Certains commerçants rencontrés au quartier de Mirango 2 de la zone Kamenge (nord de la capitale économique) indiquent qu’ils se retrouvent dans la rue. D’autres ont vendu leurs marchandises à vil prix aux commerçants qui exercent leurs activités dans des maisons qui remplissent les normes exigées par l’administration de la mairie de Bujumbura. Ceux qui n’ont pas trouvé des preneurs ont dû demander à leurs voisins de leur venir en aide en conservant les marchandises qui étaient encore dans le stock. Ils craignent que certaines marchandises atteignent leur date de péremption. Ils sont inquiets des mauvaises conditions de stockage, suite à l’exiguïté de l’espace emprunté. Ils craignent aussi le vol de leurs articles.
Des commerçants ont regagné leurs collines natales
Les commerçants déplorent le mauvais comportement des propriétaires des maisons servant de boutique et kiosque qui ont revu à la hausse le loyer depuis la mise en application de cette mesure. Un d’eux s’exprime : « Mon bailleur a doublé le loyer que je payais mensuellement avec l’annonce de la décision. Pourtant le kiosque que je loue n’a subi aucune amélioration. Les pouvoirs publics devraient inviter les citoyens à ne pas tirer profit du malheur des autres.» Un autre commerçant précise qu’il est incapable de payer le loyer de la boutique car il est très cher .Il souligne que ses amis découragés ont regagné leurs collines natales pour faire d’autres projets. «Vivre en mairie de Bujumbura, sans travail, sans revenus, est impossible ». Les propriétaires sont aussi sous le choc. Ils sont dans l’impossibilité de rembourser les avances perçues.

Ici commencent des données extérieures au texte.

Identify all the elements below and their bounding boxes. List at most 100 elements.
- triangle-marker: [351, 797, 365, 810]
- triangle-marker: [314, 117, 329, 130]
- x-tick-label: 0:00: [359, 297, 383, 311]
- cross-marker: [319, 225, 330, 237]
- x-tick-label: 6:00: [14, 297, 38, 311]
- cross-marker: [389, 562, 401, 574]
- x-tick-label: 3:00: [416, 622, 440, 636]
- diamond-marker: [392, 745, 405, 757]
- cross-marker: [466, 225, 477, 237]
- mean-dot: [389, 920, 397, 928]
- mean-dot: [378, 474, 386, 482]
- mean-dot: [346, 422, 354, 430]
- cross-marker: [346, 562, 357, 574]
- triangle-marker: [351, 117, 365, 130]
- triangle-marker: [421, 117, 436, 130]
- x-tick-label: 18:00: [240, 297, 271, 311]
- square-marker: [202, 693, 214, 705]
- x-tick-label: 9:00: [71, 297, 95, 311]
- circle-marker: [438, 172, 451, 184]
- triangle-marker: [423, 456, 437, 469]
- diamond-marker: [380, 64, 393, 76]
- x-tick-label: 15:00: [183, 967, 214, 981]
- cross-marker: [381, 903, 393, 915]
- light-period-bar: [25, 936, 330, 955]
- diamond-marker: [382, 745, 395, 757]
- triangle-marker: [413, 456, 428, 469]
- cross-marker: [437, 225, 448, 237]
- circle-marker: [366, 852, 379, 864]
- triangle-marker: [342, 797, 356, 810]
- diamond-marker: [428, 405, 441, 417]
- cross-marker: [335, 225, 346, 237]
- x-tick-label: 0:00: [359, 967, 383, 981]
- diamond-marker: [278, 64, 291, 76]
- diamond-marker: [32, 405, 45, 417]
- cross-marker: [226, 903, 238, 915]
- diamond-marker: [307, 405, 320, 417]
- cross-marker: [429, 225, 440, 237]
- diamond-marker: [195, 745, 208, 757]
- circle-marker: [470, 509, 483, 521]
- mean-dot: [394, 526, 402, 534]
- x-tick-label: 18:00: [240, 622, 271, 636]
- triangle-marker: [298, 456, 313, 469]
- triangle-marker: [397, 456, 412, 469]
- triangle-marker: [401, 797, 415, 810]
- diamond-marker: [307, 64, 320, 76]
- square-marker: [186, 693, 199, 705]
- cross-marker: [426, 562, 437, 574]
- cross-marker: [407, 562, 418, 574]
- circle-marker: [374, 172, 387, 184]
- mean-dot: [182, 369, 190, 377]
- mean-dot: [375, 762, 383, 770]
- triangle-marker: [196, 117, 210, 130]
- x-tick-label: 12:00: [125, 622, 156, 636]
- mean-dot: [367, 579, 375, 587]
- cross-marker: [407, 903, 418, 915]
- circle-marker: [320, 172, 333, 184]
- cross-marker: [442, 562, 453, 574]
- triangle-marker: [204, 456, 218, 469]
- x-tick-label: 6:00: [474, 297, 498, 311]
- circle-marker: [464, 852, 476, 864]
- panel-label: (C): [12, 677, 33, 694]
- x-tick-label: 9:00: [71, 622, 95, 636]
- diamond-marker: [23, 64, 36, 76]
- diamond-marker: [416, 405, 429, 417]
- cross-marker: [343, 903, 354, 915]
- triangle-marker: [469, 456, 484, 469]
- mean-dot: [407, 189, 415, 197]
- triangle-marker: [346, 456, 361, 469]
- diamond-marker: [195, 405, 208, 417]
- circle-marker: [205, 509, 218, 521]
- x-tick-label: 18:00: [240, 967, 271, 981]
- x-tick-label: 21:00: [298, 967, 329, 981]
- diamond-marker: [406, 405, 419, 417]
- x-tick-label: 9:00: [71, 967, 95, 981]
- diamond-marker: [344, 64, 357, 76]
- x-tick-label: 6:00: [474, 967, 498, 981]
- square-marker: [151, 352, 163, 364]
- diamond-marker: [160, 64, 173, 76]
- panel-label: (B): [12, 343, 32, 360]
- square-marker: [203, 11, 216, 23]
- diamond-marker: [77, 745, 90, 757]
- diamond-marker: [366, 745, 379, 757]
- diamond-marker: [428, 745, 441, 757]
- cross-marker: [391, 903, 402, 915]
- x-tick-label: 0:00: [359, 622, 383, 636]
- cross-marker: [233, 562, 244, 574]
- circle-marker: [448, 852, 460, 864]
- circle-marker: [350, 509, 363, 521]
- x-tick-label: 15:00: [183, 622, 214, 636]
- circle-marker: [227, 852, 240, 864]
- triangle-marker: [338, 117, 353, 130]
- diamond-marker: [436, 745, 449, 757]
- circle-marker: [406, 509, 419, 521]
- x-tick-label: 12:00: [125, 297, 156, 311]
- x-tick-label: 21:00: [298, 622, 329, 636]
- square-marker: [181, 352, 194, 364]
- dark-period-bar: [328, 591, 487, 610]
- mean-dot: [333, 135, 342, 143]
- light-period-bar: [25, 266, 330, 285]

H .K., un habitant du quartier de Cibitoke en zone Cibitoke commune Ntahangwa, était propriétaire d’une maison démolie. Cette maison était mise en location et à la fin de chaque mois, il encaissait une somme de plus de 250 mille BIF. Il fait savoir qu’il ne voit pas comment continuer à vivre et à nourrir une famille de huit enfants et payer les frais de scolarité de ceux qui sont encore sur le banc de l’école.
Il précise que cette maison démolie était sa seule source de revenus. Il dit avoir des documents reconnus par la mairie qui attestent que sa maison n’a pas dépassé la borne. Il précise que la mairie avait mesuré la superficie de sa parcelle de 400m². L’année passée, il affirme avoir payé un impôt foncier de 163000 BIF. D’après lui, il était dans la légalité. Il dénonce le comportement d’Imbonerakure qui ont détruit des tôles alors qu’elles devraient servir à couvrir d’autres maisons.
B .K., un commerçant de la zone Kamenge, avant la démolition, louait une boutique à la première avenue. Le prix du loyer était de 80 000 mille BIF par mois. Le chiffre d’affaires journalier était estimé à 180.000 BIF. Il indique que chaque année il devait payer une taxe municipale. Il ne comprend donc pas la raison de cette démolition.
Rappelons que d’après le maire de la ville de Bujumbura, les constructions doivent respecter les normes urbanistiques.